Son rêve, c'était dormir au Négresco. Un soir qu'on avait bien travaillé, on a réuni nos sommes : j'avais raclé 250F de pastels. Lui, il courait jusqu'à 650F “ à la pince à linge ” il appelait ça. On se dirigea vers le rose gâteau coûteux. Sur le chemin, il ramassa une pute assez immonde qui s'était décidée à nous suivre avec hésitance. Il l'avait convaincue en me désignant :
— C'est Raphaël ! C'est Raphaël le petit ! Tu vas pas refuser de coucher avec le Père Noël de Raphaël ?
Enfin, au bord de l'aube, on a débouché dans le hall de l'hôtel. Le gardien a fait la gueule à notre trio. Néné voulait lui souffler un air d'accordéon pour finir de le convaincre que nos billets n'étaient pas faux...
Dans la chambre 202, nous sommes entrés, la putain, Néné et moi. Il a jeté ses affaires par terre. L'accordéon a soupiré... Dès qu'il a vu le lit, Néné s'est aussitôt endormi dessus. J'ai pas osé demander à la dame de s'occuper de moi à sa place...On s'est regardé tous les deux sans rien dire pendant une heure puis, la putain a enlevé les chaussettes de l'ogre ronflant et les a lavées dans le lavabo consciencieusement, jusqu'à ce que le soleil se réveille... [...]
In: Inch'Allah, journal intime tome 3 (juin 1986 - mai 1988), pp. 2257-2259 (c) Marc-Edouard Nabe
note 1 — anecdote sur Néné racontée par Marcel, entre deux sets du concert pour ses 89 ans, Petit Journal Saint-Michel, jeudi 6 septembre 2012 (photo)

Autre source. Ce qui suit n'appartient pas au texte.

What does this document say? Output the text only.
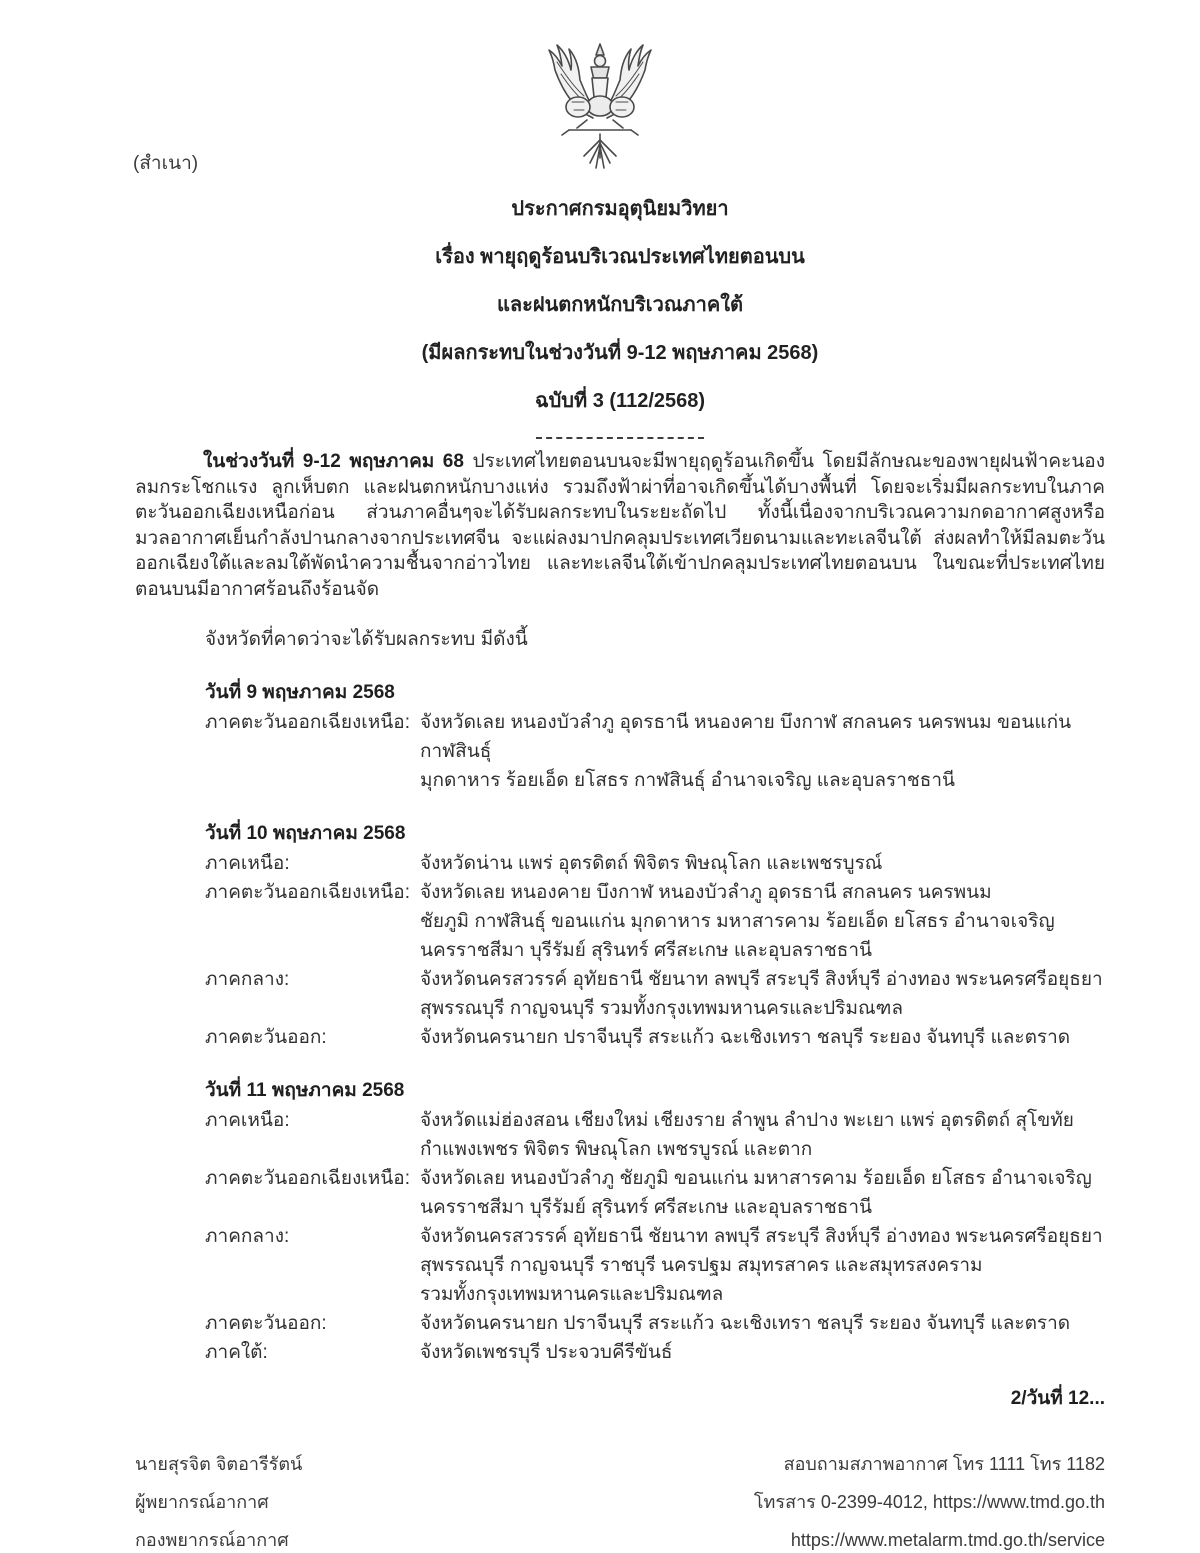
(สำเนา)
ประกาศกรมอุตุนิยมวิทยา
เรื่อง พายุฤดูร้อนบริเวณประเทศไทยตอนบน
และฝนตกหนักบริเวณภาคใต้
(มีผลกระทบในช่วงวันที่ 9-12 พฤษภาคม 2568)
ฉบับที่ 3 (112/2568)

ในช่วงวันที่ 9-12 พฤษภาคม 68 ประเทศไทยตอนบนจะมีพายุฤดูร้อนเกิดขึ้น โดยมีลักษณะของพายุฝนฟ้าคะนอง ลมกระโชกแรง ลูกเห็บตก และฝนตกหนักบางแห่ง รวมถึงฟ้าผ่าที่อาจเกิดขึ้นได้บางพื้นที่ โดยจะเริ่มมีผลกระทบในภาคตะวันออกเฉียงเหนือก่อน ส่วนภาคอื่นๆจะได้รับผลกระทบในระยะถัดไป ทั้งนี้เนื่องจากบริเวณความกดอากาศสูงหรือมวลอากาศเย็นกำลังปานกลางจากประเทศจีน จะแผ่ลงมาปกคลุมประเทศเวียดนามและทะเลจีนใต้ ส่งผลทำให้มีลมตะวันออกเฉียงใต้และลมใต้พัดนำความชื้นจากอ่าวไทย และทะเลจีนใต้เข้าปกคลุมประเทศไทยตอนบน ในขณะที่ประเทศไทยตอนบนมีอากาศร้อนถึงร้อนจัด

จังหวัดที่คาดว่าจะได้รับผลกระทบ มีดังนี้
วันที่ 9 พฤษภาคม 2568
ภาคตะวันออกเฉียงเหนือ: จังหวัดเลย หนองบัวลำภู อุดรธานี หนองคาย บึงกาฬ สกลนคร นครพนม ขอนแก่น กาฬสินธุ์
มุกดาหาร ร้อยเอ็ด ยโสธร กาฬสินธุ์ อำนาจเจริญ และอุบลราชธานี
วันที่ 10 พฤษภาคม 2568
ภาคเหนือ:	จังหวัดน่าน แพร่ อุตรดิตถ์ พิจิตร พิษณุโลก และเพชรบูรณ์
ภาคตะวันออกเฉียงเหนือ: จังหวัดเลย หนองคาย บึงกาฬ หนองบัวลำภู อุดรธานี สกลนคร นครพนม
ชัยภูมิ กาฬสินธุ์ ขอนแก่น มุกดาหาร มหาสารคาม ร้อยเอ็ด ยโสธร อำนาจเจริญ
นครราชสีมา บุรีรัมย์ สุรินทร์ ศรีสะเกษ และอุบลราชธานี
ภาคกลาง:	จังหวัดนครสวรรค์ อุทัยธานี ชัยนาท ลพบุรี สระบุรี สิงห์บุรี อ่างทอง พระนครศรีอยุธยา
สุพรรณบุรี กาญจนบุรี รวมทั้งกรุงเทพมหานครและปริมณฑล
ภาคตะวันออก:	จังหวัดนครนายก ปราจีนบุรี สระแก้ว ฉะเชิงเทรา ชลบุรี ระยอง จันทบุรี และตราด
วันที่ 11 พฤษภาคม 2568
ภาคเหนือ:	จังหวัดแม่ฮ่องสอน เชียงใหม่ เชียงราย ลำพูน ลำปาง พะเยา แพร่ อุตรดิตถ์ สุโขทัย
กำแพงเพชร พิจิตร พิษณุโลก เพชรบูรณ์ และตาก
ภาคตะวันออกเฉียงเหนือ: จังหวัดเลย หนองบัวลำภู ชัยภูมิ ขอนแก่น มหาสารคาม ร้อยเอ็ด ยโสธร อำนาจเจริญ
นครราชสีมา บุรีรัมย์ สุรินทร์ ศรีสะเกษ และอุบลราชธานี
ภาคกลาง:	จังหวัดนครสวรรค์ อุทัยธานี ชัยนาท ลพบุรี สระบุรี สิงห์บุรี อ่างทอง พระนครศรีอยุธยา
สุพรรณบุรี กาญจนบุรี ราชบุรี นครปฐม สมุทรสาคร และสมุทรสงคราม
รวมทั้งกรุงเทพมหานครและปริมณฑล
ภาคตะวันออก:	จังหวัดนครนายก ปราจีนบุรี สระแก้ว ฉะเชิงเทรา ชลบุรี ระยอง จันทบุรี และตราด
ภาคใต้:	จังหวัดเพชรบุรี ประจวบคีรีขันธ์
2/วันที่ 12...
นายสุรจิต จิตอารีรัตน์
ผู้พยากรณ์อากาศ
กองพยากรณ์อากาศ
สอบถามสภาพอากาศ โทร 1111 โทร 1182
โทรสาร 0-2399-4012, https://www.tmd.go.th
https://www.metalarm.tmd.go.th/service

Une fois, Marcel avait engagé Néné pour un mois dans son orchestre ce qui était un exploit avec cet électron libre rétif à tout engagement (René disait pourtant plus tard que ce mois-là avait été la plus belle période de sa vie !). A Salon de Provence, ils ont joué avec... Ella Fitzgerald. Marcel se souvient qu'elle avait chanté Lady be good en ballade, et que c'était... fabuleux. Tout allait pour le mieux donc, jusqu'au dîner où avec les musiciens invités autour de la diva du jazz, Néné n'a pu s'empêcher de faire son numéro d'accordéoniste variétoche autour des tables. Numéro qu'il terminait toujours en faisant la manche ! Et Marcel de rigoler, se souvenant d'Ella mettant gentiment un billet dans le chapeau de Néné, alors que les organisateurs fulminaient, outrés.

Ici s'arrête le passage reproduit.